I suspect I'm missing something obvious which might allow me to sensibly pick a region in which my data exists from lambda@edge.

Edit

I've since found this, an aws lambda@edge workshop which has been removed which suggests a similar approach to the above. why it was removed i don't know.

function updateDynamoDbClientRegion(request) {  
    let region; 

     // Check if viewer country header is available 
    if (request.headers['cloudfront-viewer-country']) { 
        const countryCode = request.headers['cloudfront-viewer-country'][0].value;  
        region = countryToRegionMapping[countryCode];   
    }   

     // Update DynamoDB client with nearer region   
    if (region) {   
        ddb = ddbUS;    
    }   
}

The readme for said workshop now simply discusses the option of using global tables to reduce latency but offers no insights as to how to pick the closest one which has data.

Edit 2

I've grabbed a copy of the latency data from cloudping and pieced together the following gist which works for now.

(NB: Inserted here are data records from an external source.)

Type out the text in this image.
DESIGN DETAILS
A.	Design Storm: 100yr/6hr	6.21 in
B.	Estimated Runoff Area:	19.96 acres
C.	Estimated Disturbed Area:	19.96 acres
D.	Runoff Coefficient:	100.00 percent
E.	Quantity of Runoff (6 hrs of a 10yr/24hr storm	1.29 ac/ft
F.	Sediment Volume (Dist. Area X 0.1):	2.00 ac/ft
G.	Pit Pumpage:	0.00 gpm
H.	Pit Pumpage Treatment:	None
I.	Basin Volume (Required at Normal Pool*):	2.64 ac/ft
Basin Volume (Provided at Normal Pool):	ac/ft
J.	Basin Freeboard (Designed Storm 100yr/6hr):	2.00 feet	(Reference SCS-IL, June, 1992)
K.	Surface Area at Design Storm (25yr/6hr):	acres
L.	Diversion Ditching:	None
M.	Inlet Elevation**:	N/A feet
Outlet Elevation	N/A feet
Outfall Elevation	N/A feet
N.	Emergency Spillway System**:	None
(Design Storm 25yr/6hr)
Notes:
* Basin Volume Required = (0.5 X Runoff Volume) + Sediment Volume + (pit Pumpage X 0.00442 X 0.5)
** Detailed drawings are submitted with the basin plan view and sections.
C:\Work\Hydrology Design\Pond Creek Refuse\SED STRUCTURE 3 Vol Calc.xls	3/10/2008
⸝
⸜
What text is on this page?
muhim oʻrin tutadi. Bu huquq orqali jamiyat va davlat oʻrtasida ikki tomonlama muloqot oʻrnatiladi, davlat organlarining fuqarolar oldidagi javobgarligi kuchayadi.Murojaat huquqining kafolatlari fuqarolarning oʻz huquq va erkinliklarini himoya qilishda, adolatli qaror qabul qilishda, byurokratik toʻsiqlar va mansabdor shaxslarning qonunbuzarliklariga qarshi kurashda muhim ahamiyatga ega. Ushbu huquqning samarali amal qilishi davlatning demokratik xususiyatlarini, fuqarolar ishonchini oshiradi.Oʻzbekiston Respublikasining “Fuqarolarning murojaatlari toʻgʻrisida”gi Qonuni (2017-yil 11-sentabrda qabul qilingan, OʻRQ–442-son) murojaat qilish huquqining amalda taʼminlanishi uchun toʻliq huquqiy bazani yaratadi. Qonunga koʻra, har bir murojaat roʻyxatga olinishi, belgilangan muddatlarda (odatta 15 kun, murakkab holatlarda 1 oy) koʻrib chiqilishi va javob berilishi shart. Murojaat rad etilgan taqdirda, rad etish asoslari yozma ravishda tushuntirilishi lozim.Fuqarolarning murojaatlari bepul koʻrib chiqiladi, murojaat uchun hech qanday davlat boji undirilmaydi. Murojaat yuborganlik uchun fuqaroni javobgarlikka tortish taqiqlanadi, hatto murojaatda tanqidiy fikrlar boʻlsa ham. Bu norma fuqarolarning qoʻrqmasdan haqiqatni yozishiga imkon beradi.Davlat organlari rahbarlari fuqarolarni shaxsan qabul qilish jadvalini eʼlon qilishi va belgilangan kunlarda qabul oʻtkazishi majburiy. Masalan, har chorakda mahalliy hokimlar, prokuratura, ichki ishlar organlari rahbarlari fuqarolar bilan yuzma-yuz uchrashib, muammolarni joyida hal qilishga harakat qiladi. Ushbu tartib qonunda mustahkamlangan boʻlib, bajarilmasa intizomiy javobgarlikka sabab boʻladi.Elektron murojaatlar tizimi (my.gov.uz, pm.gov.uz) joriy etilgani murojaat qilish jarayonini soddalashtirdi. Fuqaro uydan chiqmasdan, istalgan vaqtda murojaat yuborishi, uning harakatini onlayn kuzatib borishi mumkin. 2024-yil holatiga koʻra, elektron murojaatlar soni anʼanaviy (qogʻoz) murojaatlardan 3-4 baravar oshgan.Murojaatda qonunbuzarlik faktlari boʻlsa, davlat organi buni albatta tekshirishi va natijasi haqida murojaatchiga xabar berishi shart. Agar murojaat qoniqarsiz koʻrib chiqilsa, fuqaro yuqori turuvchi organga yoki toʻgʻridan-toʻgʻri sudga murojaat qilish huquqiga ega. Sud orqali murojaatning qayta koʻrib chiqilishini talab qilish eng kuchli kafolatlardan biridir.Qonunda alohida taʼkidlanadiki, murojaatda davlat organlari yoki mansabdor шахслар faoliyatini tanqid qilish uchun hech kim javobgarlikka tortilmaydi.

https://gist.github.com/benswinburne/06a00fab330dca93ea6df2552f73850a

The downside of this is obviously that the data is stale. cloudping's api isn't nearly quick enough for this purpose unfortunately and as soon as I go to a remote resource to grab up to date data I may as well have just gone to a DynamoDB table in any region ¯\_(ツ)_/¯

1
Did you ever find a good solution for this?Alex Ward
I used the solution in the gists above but I made a library out of it npmjs.com/package/@benswinburne/closest-aws-region. It works fine for my use caseBen Swinburne

1 Answers

0
votes

Regarding your last comment about Global Tables; there is currently no way to reconfigure a table from a particular region to a global table. There are currently two options, depending on whether your tables are replicated (i.e. contain the same data or not). If they contain the same data:

  1. Backup the table using DynamoDB backup
  2. Create a new global table
  3. Restore the table dump into the new global table

If the tables are not replicated, the process would be slightly different:

  1. Export the data from the tables using Data Pipeline
  2. Create a new global table
  3. Import the dumps into the global table using data pipeline

Note that Data Pipeline does not support the new on-demand DynamoDB provisioning. If you were going down this route, you would need to reconfigure the tables to use the old style provisioning whilst you do the export.

I hope this helps. I think your question, by the end, was about moving to a global table, at which point your lambda@edge will just use the nearest table. But I'm not sure whether that's what you needed help with?

EDIT: Just had a look and I now realise this doesn't really solve your problem. You still need to specify a region even with global tables (i.e. which region to read from, even though the data will be auto-replicated). So your question is still, which region to use for the read/write?

EDIT: Just to confirm, are you worried about hitting the wrong DB and missing your data, or getting the closest DB to reduce latency? If the former, the global tables things will work fine for you, as the data will be automatically replicated across regions when you write it to the local DB.